L’hiver fut extrêmement difficile, notamment entre novembre 2021 et mars 2022, où le seuil de 22,8 millions de personnes sous assistance alimentaire a été franchi. Aujourd’hui, les 34 provinces sont touchées à des degrés divers ; elles peuvent être en situation de tension ou de crise. Des dizaines de milliers de nouveau-nés et jeunes enfants souffrent encore de malnutrition aiguë sévère et de maladies subséquentes comme la rougeole : un spectacle terrible auquel j’ai assisté à l’hôpital Indira Gandhi à Kaboul. Même si cette pratique existait déjà, les ventes d’enfants par leurs parents se sont accélérées.
Au printemps, la situation s’est sensiblement améliorée grâce à la coordination de l’aide et aux récoltes saisonnières. Entre mars et mai 2022, nous sommes passés sous la barre des 20 millions de personnes (19,7 millions) sous assistance alimentaire et les prévisions pour le dernier trimestre sont en légère amélioration (18,5 millions). Ces avancées relatives ne doivent pas occulter le fait que, face au tarissement des collectes de dons, la dépendance de la population s’accroît dans un contexte économique sans perspective à court terme. Survenu le 22 juin dernier, le séisme destructeur dans la province de Paktika, qui a causé plus d’un millier de morts, est une épreuve de plus pour ce peuple meurtri.
Entre des indicateurs économiques au plus bas et un sinistre bilan humanitaire, quel est le sentiment global de la population ?

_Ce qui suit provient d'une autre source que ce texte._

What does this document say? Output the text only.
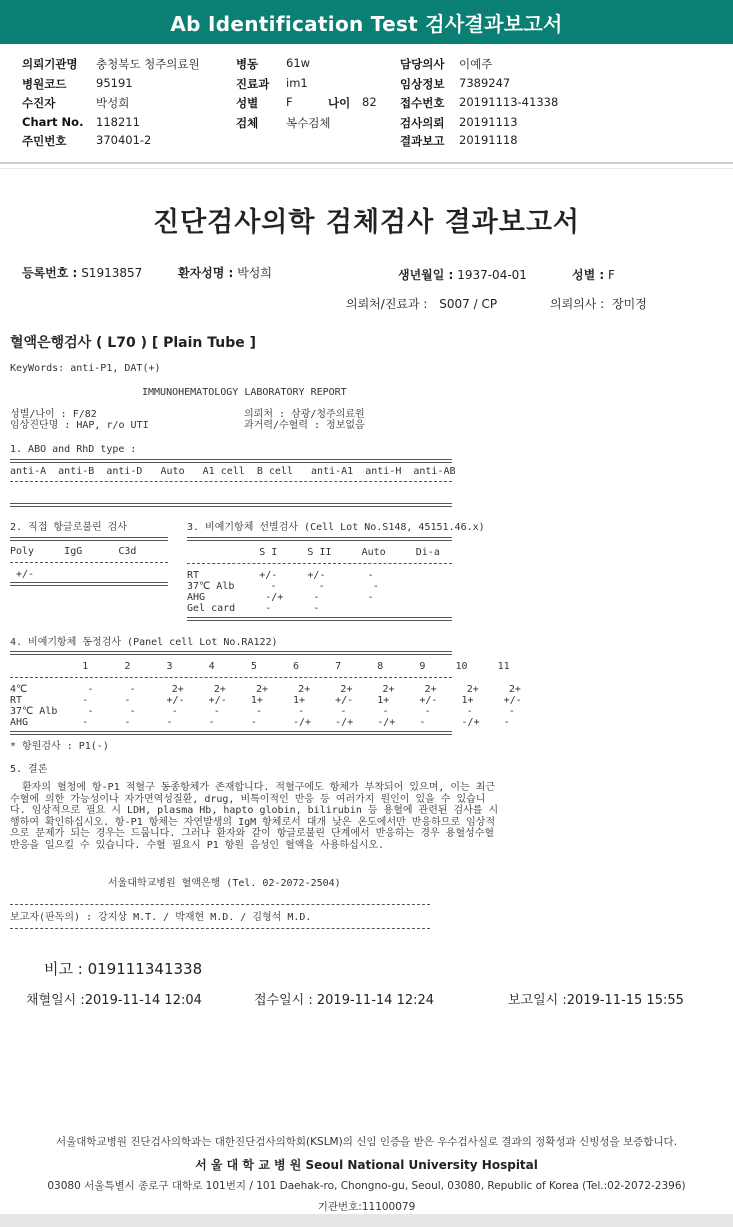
Ab Identification Test 검사결과보고서
의뢰기관명 충청북도 청주의료원	병동 61w	담당의사 이예주
병원코드	95191	진료과 im1	임상정보 7389247
수진자	박성희	성별 F	나이 82 접수번호 20191113-41338
Chart No. 118211	검체 복수검체	검사의뢰 20191113
주민번호	370401-2	결과보고 20191118
진단검사의학 검체검사 결과보고서
등록번호 : S1913857	환자성명 : 박성희	생년월일 : 1937-04-01	성별 : F
의뢰처/진료과 : S007 / CP	의뢰의사 : 장미정
혈액은행검사 ( L70 ) [ Plain Tube ]
KeyWords: anti-P1, DAT(+)
IMMUNOHEMATOLOGY LABORATORY REPORT
성별/나이 : F/82
임상진단명 : HAP, r/o UTI
의뢰처 : 삼광/청주의료원
과거력/수혈력 : 정보없음
1. ABO and RhD type :
anti-A  anti-B  anti-D   Auto   A1 cell  B cell   anti-A1  anti-H  anti-AB
2. 직접 항글로불린 검사
Poly     IgG      C3d
+/-
3. 비예기항체 선별검사 (Cell Lot No.S148, 45151.46.x)
S I     S II     Auto     Di-a
RT          +/-     +/-       -
37℃ Alb      -       -        -
AHG          -/+     -        -
Gel card     -       -
4. 비예기항체 동정검사 (Panel cell Lot No.RA122)
1      2      3      4      5      6      7      8      9     10     11
4℃          -      -      2+     2+     2+     2+     2+     2+     2+     2+     2+
RT          -      -      +/-    +/-    1+     1+     +/-    1+     +/-    1+     +/-
37℃ Alb     -      -      -      -      -      -      -      -      -      -      -
AHG         -      -      -      -      -      -/+    -/+    -/+    -      -/+    -
* 항원검사 : P1(-)
5. 결론
환자의 혈청에 항-P1 적혈구 동종항체가 존재합니다. 적혈구에도 항체가 부착되어 있으며, 이는 최근 수혈에 의한 가능성이나 자가면역성질환, drug, 비특이적인 반응 등 여러가지 원인이 있을 수 있습니다. 임상적으로 필요 시 LDH, plasma Hb, hapto globin, bilirubin 등 용혈에 관련된 검사를 시행하여 확인하십시오. 항-P1 항체는 자연발생의 IgM 항체로서 대개 낮은 온도에서만 반응하므로 임상적으로 문제가 되는 경우는 드뭅니다. 그러나 환자와 같이 항글로불린 단계에서 반응하는 경우 용혈성수혈반응을 일으킬 수 있습니다. 수혈 필요시 P1 항원 음성인 혈액을 사용하십시오.
서울대학교병원 혈액은행 (Tel. 02-2072-2504)
보고자(판독의) : 강지상 M.T. / 박재현 M.D. / 김형석 M.D.
비고 : 019111341338
채혈일시 :2019-11-14 12:04	접수일시 : 2019-11-14 12:24	보고일시 :2019-11-15 15:55
서울대학교병원 진단검사의학과는 대한진단검사의학회(KSLM)의 신임 인증을 받은 우수검사실로 결과의 정확성과 신빙성을 보증합니다.
서 울 대 학 교 병 원 Seoul National University Hospital
03080 서울특별시 종로구 대학로 101번지 / 101 Daehak-ro, Chongno-gu, Seoul, 03080, Republic of Korea (Tel.:02-2072-2396)
기관번호:11100079
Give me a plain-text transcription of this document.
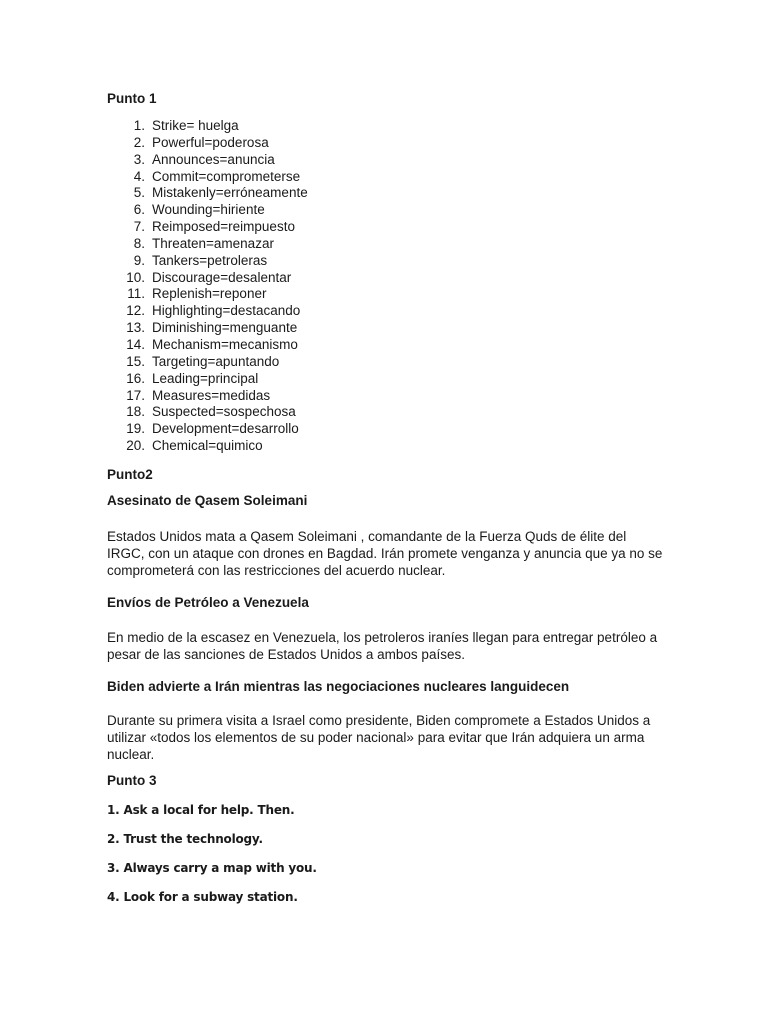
Punto 1
1. Strike= huelga
2. Powerful=poderosa
3. Announces=anuncia
4. Commit=comprometerse
5. Mistakenly=erróneamente
6. Wounding=hiriente
7. Reimposed=reimpuesto
8. Threaten=amenazar
9. Tankers=petroleras
10. Discourage=desalentar
11. Replenish=reponer
12. Highlighting=destacando
13. Diminishing=menguante
14. Mechanism=mecanismo
15. Targeting=apuntando
16. Leading=principal
17. Measures=medidas
18. Suspected=sospechosa
19. Development=desarrollo
20. Chemical=quimico
Punto2
Asesinato de Qasem Soleimani

Estados Unidos mata a Qasem Soleimani , comandante de la Fuerza Quds de élite del
IRGC, con un ataque con drones en Bagdad. Irán promete venganza y anuncia que ya no se
comprometerá con las restricciones del acuerdo nuclear.

Envíos de Petróleo a Venezuela

En medio de la escasez en Venezuela, los petroleros iraníes llegan para entregar petróleo a
pesar de las sanciones de Estados Unidos a ambos países.

Biden advierte a Irán mientras las negociaciones nucleares languidecen

Durante su primera visita a Israel como presidente, Biden compromete a Estados Unidos a
utilizar «todos los elementos de su poder nacional» para evitar que Irán adquiera un arma
nuclear.

Punto 3

1. Ask a local for help. Then.

2. Trust the technology.

3. Always carry a map with you.

4. Look for a subway station.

Le sentiment sur place est très mitigé et nuancé. La population est désespérée par le chaos économique, par les sombres perspectives et le recul des droits des femmes. À cela s’ajoute un sentiment d’abandon par l’ensemble des acteurs politiques et diplomatiques, avec les États-Unis tout d’abord qui, après avoir gelé sans délai leurs avoirs, entendent en affecter la moitié à un fonds d’indemnisation des victimes des attentats du 11-Septembre ; les anciens gouvernements et l’armée nationale, ensuite, corrompus et larges bénéficiaires des 2 000 milliards de dollars d’investissements américains entre 2001 et 2021, qui ont fui lâchement ; les talibans, enfin, qui, obsédés par leur organisation politique, les restrictions des droits des femmes et la traque de leurs opposants, relèguent l’économie au second plan. Mais la totalité des Afghans avec qui je me suis entretenu, épuisée par plus de quarante ans de guerres, est en même temps très soulagée de la fin des combats, des attentats talibans et des bavures américaines, saluant la grande amélioration de la sécurité sur l’ensemble du territoire (1). J’ai été frappé par la très grande dignité du peuple afghan. Les gens se débattent pour essayer de travailler, vendre le fruit de leur labeur dans une atmosphère toujours bouillonnante.